# Armature temp



## PZigouras (Jun 5, 2010)

Does anyone know what the recommended arm temp is on the comm side of the ADC 8-inch motors?

According to my thermal gun, it's at least 285 F, even after very short trips. Is this too hot for the com end?

I added extra cooling fans, and it didn't seem to help. The motor runs fine, but some of the number I saw scared me (315F+)


----------



## major (Apr 4, 2008)

PZigouras said:


> Does anyone know what the recommended arm temp is on the comm side of the ADC 8-inch motors?
> 
> According to my thermal gun, it's at least 285 F, even after very short trips. Is this too hot for the com end?
> 
> I added extra cooling fans, and it didn't seem to help. The motor runs fine, but some of the number I saw scared me (315F+)


Class H is 180ºC.


----------



## PZigouras (Jun 5, 2010)

180 C is just over 350 F... which only gives me about a 40 or 50 degree margin until you get to the insulation's rating. I'm not sure how I feel about that.

Is the insulation rating the maximum temp, or is it the operating temp?


----------



## major (Apr 4, 2008)

PZigouras said:


> 180 C is just over 350 F... which only gives me about a 40 or 50 degree margin until you get to the insulation's rating. I'm not sure how I feel about that.
> 
> Is the insulation rating the maximum temp, or is it the operating temp?





> Insulation systems are rated by standard NEMA (National Electrical Manufacturers Association) classifications according to maximum allowable operating temperatures:
> Temperature Tolerance ClassMaximum Operation
> Temperature AllowedAllowable Temperature Rise at full load
> 1.0 service factor motor 1)Allowable
> ...


credit: http://www.engineeringtoolbox.com/nema-insulation-classes-d_734.html


----------



## major (Apr 4, 2008)

PZigouras said:


> Does anyone know what the recommended arm temp is on the comm side of the ADC 8-inch motors?
> 
> According to my thermal gun, it's at least 285 F, even after very short trips. Is this too hot for the com end?
> 
> I added extra cooling fans, and it didn't seem to help. The motor runs fine, but some of the number I saw scared me (315F+)


Hey PZig,

I assume this hot motor is on the receiving end of one of your "controllers". Have you considered that your controller may be the reason that the motor is running hotter than what you would normally expect?

Just sayin,

major


----------



## PZigouras (Jun 5, 2010)

major said:


> Hey PZig,
> 
> I assume this hot motor is on the receiving end of one of your "controllers". Have you considered that your controller may be the reason that the motor is running hotter than what you would normally expect?
> 
> ...


 
I've tried the motor both on a Logisystems and an EP-1000, and it still did the same thing. 

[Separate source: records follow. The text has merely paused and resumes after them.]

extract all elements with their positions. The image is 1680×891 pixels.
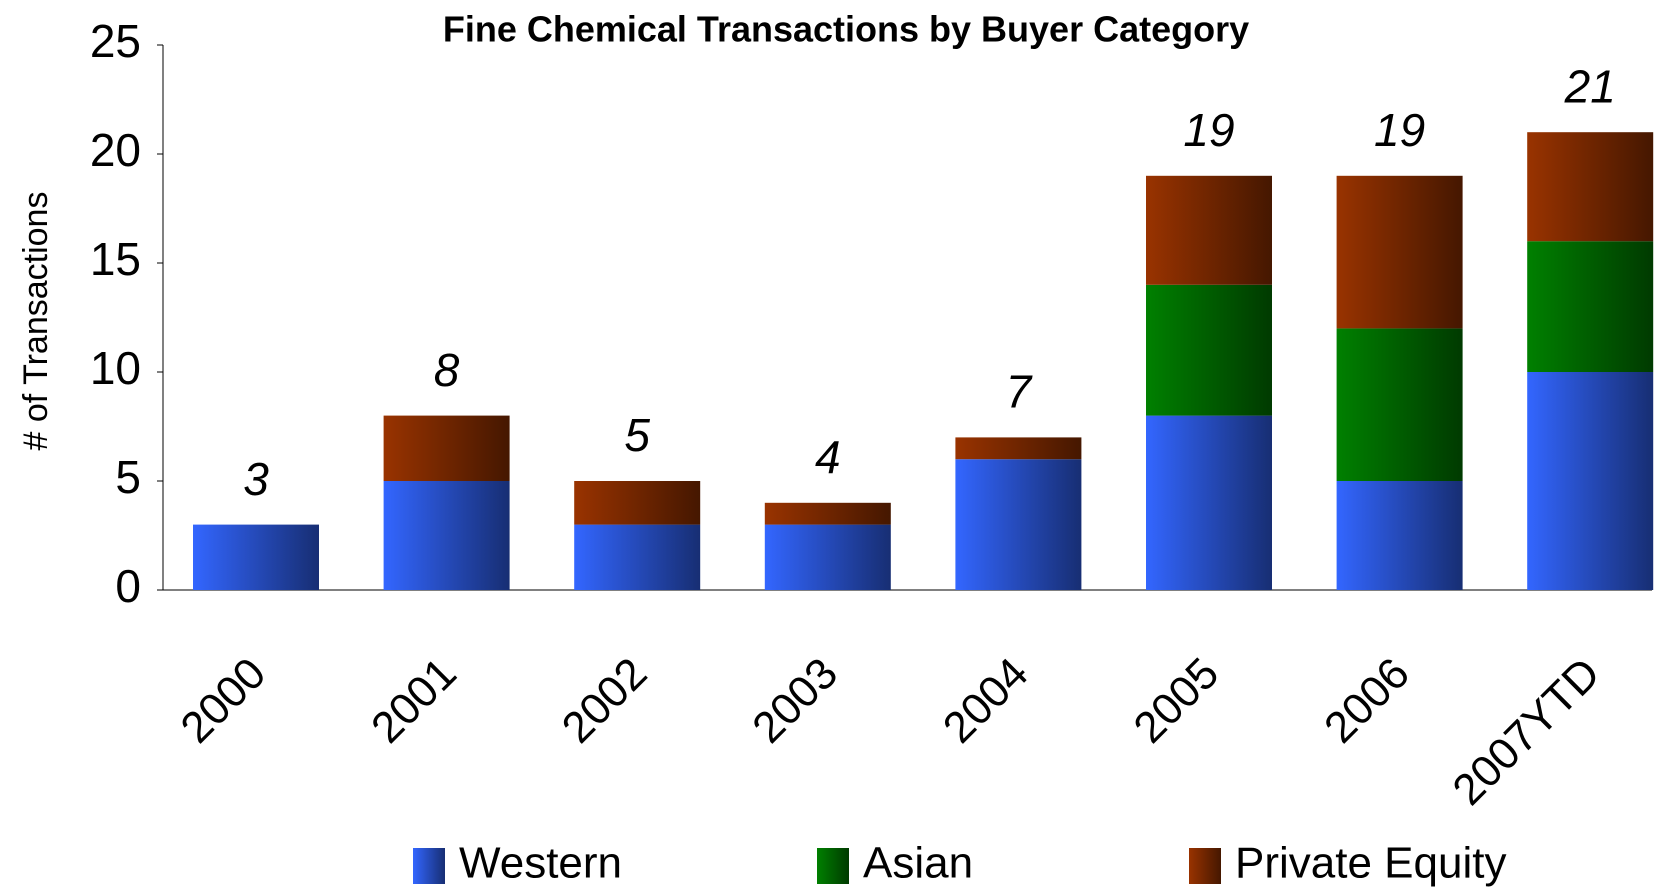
bar-segment — [1527, 241, 1654, 372]
total-label: 4 — [815, 431, 841, 483]
bar-segment — [1146, 284, 1272, 416]
bar-segment — [383, 481, 510, 590]
bar-segment — [1146, 175, 1272, 285]
x-tick-label: 2005 — [1124, 649, 1228, 753]
legend-label: Asian — [863, 839, 973, 888]
x-tick-label: 2003 — [743, 649, 847, 753]
legend-label: Private Equity — [1235, 839, 1506, 888]
x-tick-label: 2007YTD — [1443, 649, 1609, 815]
y-tick-label: 20 — [90, 124, 141, 176]
bar-segment — [574, 481, 701, 525]
total-label: 21 — [1564, 60, 1616, 112]
bar-segment — [764, 502, 891, 525]
y-tick-label: 10 — [90, 342, 141, 394]
x-tick-label: 2002 — [553, 649, 657, 753]
y-axis-title: # of Transactions — [17, 192, 55, 451]
x-tick-label: 2006 — [1315, 649, 1419, 753]
y-tick-label: 15 — [90, 233, 141, 285]
total-label: 7 — [1006, 366, 1033, 418]
y-tick-label: 5 — [115, 451, 141, 503]
bar-segment — [955, 459, 1082, 590]
legend-swatch — [413, 848, 445, 884]
y-tick-label: 25 — [90, 15, 141, 67]
bar-segment — [193, 524, 319, 590]
x-tick-label: 2000 — [171, 649, 275, 753]
bar-segment — [574, 524, 701, 590]
bar-segment — [1336, 175, 1463, 329]
bar-segment — [1146, 415, 1272, 590]
total-label: 19 — [1374, 104, 1425, 156]
x-tick-label: 2004 — [934, 649, 1038, 753]
bar-segment — [1336, 481, 1463, 590]
legend-label: Western — [459, 839, 622, 888]
total-label: 19 — [1183, 104, 1234, 156]
bar-segment — [1336, 328, 1463, 481]
chart-title: Fine Chemical Transactions by Buyer Cate… — [443, 9, 1249, 50]
bar-segment — [764, 524, 891, 590]
y-tick-label: 0 — [115, 560, 141, 612]
bar-segment — [1527, 372, 1654, 590]
total-label: 3 — [243, 453, 269, 505]
x-tick-label: 2001 — [362, 649, 466, 753]
bar-segment — [1527, 132, 1654, 242]
total-label: 8 — [434, 344, 460, 396]
bar-segment — [955, 437, 1082, 460]
legend-swatch — [817, 848, 849, 884]
bar-segment — [383, 415, 510, 481]
total-label: 5 — [624, 409, 650, 461]
legend-swatch — [1189, 848, 1221, 884]
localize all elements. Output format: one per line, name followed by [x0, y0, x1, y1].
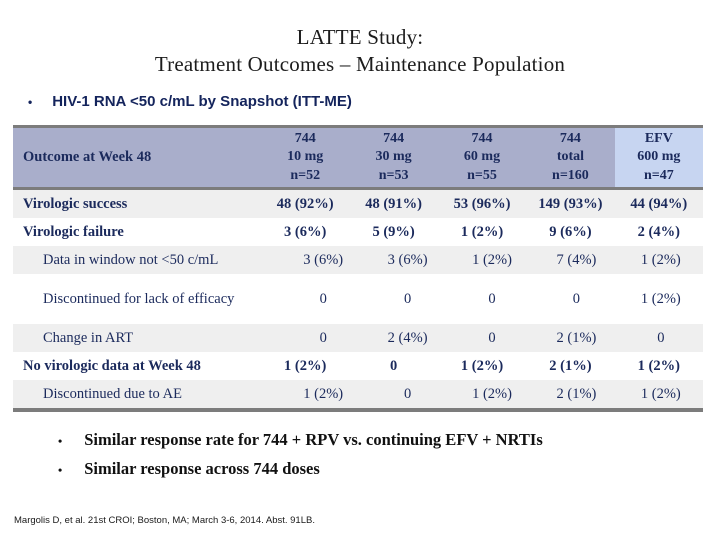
col-dose: 10 mg [287, 149, 324, 165]
cell-value: 0 [389, 357, 398, 374]
cell-value: 0 [319, 329, 327, 346]
col-dose: 60 mg [463, 149, 501, 165]
cell-value: 9 (6%) [549, 223, 592, 240]
col-dose: 600 mg [637, 149, 681, 165]
cell-value: 2 (4%) [387, 329, 428, 346]
row-label: No virologic data at Week 48 [23, 357, 201, 374]
cell-value: 0 [657, 329, 665, 346]
cell-value: 0 [488, 329, 496, 346]
cell-value: 0 [403, 385, 412, 402]
table-row-discontinued-ae: Discontinued due to AE 1 (2%) 0 1 (2%) 2… [13, 380, 703, 412]
col-n: n=47 [643, 167, 674, 183]
col-drug: 744 [383, 130, 405, 146]
table-row-change-in-art: Change in ART 0 2 (4%) 0 2 (1%) 0 [13, 324, 703, 352]
cell-value: 3 (6%) [387, 251, 428, 268]
slide-title-line2: Treatment Outcomes – Maintenance Populat… [154, 51, 566, 76]
cell-value: 2 (1%) [556, 385, 597, 402]
col-drug: 744 [559, 130, 581, 146]
table-header-row: Outcome at Week 48 744 10 mg n=52 744 30… [13, 125, 704, 190]
summary-bullets: • Similar response rate for 744 + RPV vs… [58, 430, 543, 488]
table-header-col-744-30mg: 744 30 mg n=53 [349, 128, 437, 187]
summary-bullet-1: • Similar response rate for 744 + RPV vs… [58, 430, 543, 450]
cell-value: 1 (2%) [640, 385, 681, 402]
cell-value: 5 (9%) [372, 223, 415, 240]
row-label: Change in ART [43, 329, 134, 346]
cell-value: 1 (2%) [472, 385, 512, 402]
cell-value: 0 [403, 290, 412, 307]
col-n: n=160 [552, 167, 589, 183]
row-label: Virologic failure [23, 223, 124, 240]
citation: Margolis D, et al. 21st CROI; Boston, MA… [14, 515, 315, 526]
subtitle-bullet: • HIV-1 RNA <50 c/mL by Snapshot (ITT-ME… [28, 93, 352, 110]
col-dose: total [556, 149, 585, 165]
cell-value: 0 [572, 290, 581, 307]
table-row-discontinued-lack-efficacy: Discontinued for lack of efficacy 0 0 0 … [13, 274, 703, 324]
slide-title-line1: LATTE Study: [296, 25, 424, 49]
col-dose: 30 mg [375, 149, 412, 165]
cell-value: 3 (6%) [303, 251, 344, 268]
subtitle-text: HIV-1 RNA <50 c/mL by Snapshot (ITT-ME) [52, 93, 352, 110]
table-header-col-744-10mg: 744 10 mg n=52 [261, 128, 349, 187]
row-label: Data in window not <50 c/mL [43, 251, 219, 268]
table-row-virologic-success: Virologic success 48 (92%) 48 (91%) 53 (… [13, 190, 703, 218]
row-label: Discontinued due to AE [43, 385, 182, 402]
cell-value: 0 [319, 290, 327, 307]
row-label: Discontinued for lack of efficacy [43, 290, 235, 307]
cell-value: 2 (4%) [637, 223, 680, 240]
cell-value: 1 (2%) [640, 251, 681, 268]
table-row-no-virologic-data: No virologic data at Week 48 1 (2%) 0 1 … [13, 352, 703, 380]
col-n: n=55 [467, 167, 497, 183]
cell-value: 1 (2%) [460, 223, 504, 240]
bullet-icon: • [58, 463, 63, 477]
col-n: n=52 [290, 167, 321, 183]
cell-value: 0 [488, 290, 496, 307]
table-row-data-in-window: Data in window not <50 c/mL 3 (6%) 3 (6%… [13, 246, 703, 274]
cell-value: 3 (6%) [284, 223, 327, 240]
slide-title: LATTE Study: Treatment Outcomes – Mainte… [0, 24, 720, 78]
outcomes-table: Outcome at Week 48 744 10 mg n=52 744 30… [13, 125, 704, 412]
cell-value: 1 (2%) [303, 385, 344, 402]
col-drug: 744 [471, 130, 493, 146]
col-drug: 744 [294, 130, 316, 146]
cell-value: 7 (4%) [556, 251, 597, 268]
bullet-icon: • [28, 94, 33, 109]
table-header-col-efv-600mg: EFV 600 mg n=47 [614, 128, 704, 187]
summary-bullet-2: • Similar response across 744 doses [58, 459, 543, 479]
cell-value: 53 (96%) [453, 195, 511, 212]
cell-value: 1 (2%) [472, 251, 512, 268]
cell-value: 1 (2%) [284, 357, 327, 374]
cell-value: 2 (1%) [549, 357, 592, 374]
cell-value: 48 (91%) [365, 195, 422, 212]
col-n: n=53 [378, 167, 409, 183]
cell-value: 48 (92%) [276, 195, 334, 212]
cell-value: 44 (94%) [630, 195, 688, 212]
summary-text: Similar response across 744 doses [84, 459, 320, 478]
cell-value: 1 (2%) [460, 357, 504, 374]
cell-value: 149 (93%) [538, 195, 603, 212]
table-row-virologic-failure: Virologic failure 3 (6%) 5 (9%) 1 (2%) 9… [13, 218, 703, 246]
table-header-outcome: Outcome at Week 48 [23, 149, 152, 165]
col-drug: EFV [644, 130, 673, 146]
cell-value: 1 (2%) [637, 357, 680, 374]
table-header-col-744-60mg: 744 60 mg n=55 [438, 128, 526, 187]
summary-text: Similar response rate for 744 + RPV vs. … [84, 430, 543, 449]
bullet-icon: • [58, 434, 63, 448]
cell-value: 2 (1%) [556, 329, 597, 346]
table-header-col-744-total: 744 total n=160 [526, 128, 614, 187]
cell-value: 1 (2%) [640, 290, 681, 307]
row-label: Virologic success [23, 195, 128, 212]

I even put a large snubber (80uf) across the motor terminals -- hoping that it would smooth out the chop -- and it didn't help.

The EP-1000 runs at 136Hz, so I thought that the lower frequency would help. Would the frequency even have an affect on motor temp?

I'm running 120 volts. I could wire it for 240, which would cut the current in half, but that won't help the armature temp (as far as I know). And the controller already runs cold, so I don't see any benefit of wiring it for 240 right now.


----------